The story that the Times is running is titled ''Losing Earth: The decade we almost stopped climate change.'' Notice the use of the "we" in the subtitle. Does "we" mean white American policy makers making policy for the entire world, where billions of ''people of color'' in Africa and India and Asia and following non-Christian religions live and raise families? Or does that "we" mean the entire planet of humankind, mankind, womankind. The editors of the Times need to address this issue and hopefully they will after this tempest in a global teapot dies down. If it ever dies down.
''I think the larger answer has to do with how we as a species try to reckon with vast technological problems that will only affect folks decades or generations from now," Nat added, when speaking with a PBS-TV reporter. ''Of course, that’s not the case anymore. But in the early 1980s, that was how the conversation was being constructed. And so I think there’s a kind of larger conversation to be had about why we were so unable to tackle this when we had a great opportunity to do so, and then there’s the more narrow conversation about the inside politics of the matter."

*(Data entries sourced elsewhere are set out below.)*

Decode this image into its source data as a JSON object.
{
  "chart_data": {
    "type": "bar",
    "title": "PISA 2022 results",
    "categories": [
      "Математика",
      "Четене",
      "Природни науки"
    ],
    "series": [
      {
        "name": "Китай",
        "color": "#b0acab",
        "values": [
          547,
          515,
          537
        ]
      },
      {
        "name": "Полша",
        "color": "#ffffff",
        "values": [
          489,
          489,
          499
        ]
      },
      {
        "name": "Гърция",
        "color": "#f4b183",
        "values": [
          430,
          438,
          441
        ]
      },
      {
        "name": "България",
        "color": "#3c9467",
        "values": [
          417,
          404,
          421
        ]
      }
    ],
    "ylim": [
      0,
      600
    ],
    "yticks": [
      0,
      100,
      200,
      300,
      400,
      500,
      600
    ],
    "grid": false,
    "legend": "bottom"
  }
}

Jake Silverstein, editor of the Sunday magazine which set this issue up in conjunction ace reporter Nat Rich, put is this way in an online advertisement letting readers know that something was brewing at the Times: "Next week's issue of The New York Times Magazine is an unusual one. It's dedicated to a single long story, by writer-at-large Nat Rich, about the ten-year period from 1979 to 1989, the decisive decade when humanity settled the science of gteenhouse gases and came surprisingly close to finding a solution. The world was ready to act. But 'we' failed to do what was necessary to avoid a catastrophe. Nat's story is a gripping narrative that reads like a historical whodunit.''
Again with the "we." Who is this "we"? Is America and the Times trying to say that only Americans can save the planet and that only the U.S. government can solve the problems we face. Not the scientists or politicians of Australia or Britain or Germany or Norway or South Africa or Japan or China? Just leave it to white American policy makers to serve as "saviors" of the entire planet, just as Jesus is said to be the ''savior/messiah'' of all mankind? Is the New York Times asleep the wheel again?
Accompanied by a series of stunning photos from around the world by George Steinmetz, “Losing Earth” will forever alter the way you see the world, the Times wants readers to believe. But it's not true. The Times story will merely serve to provoke more arguments and more scientific forums and more government meetings and Congressional hearings? Under the administration of Donald Trump, "we" are in for one wild ride. Hold on!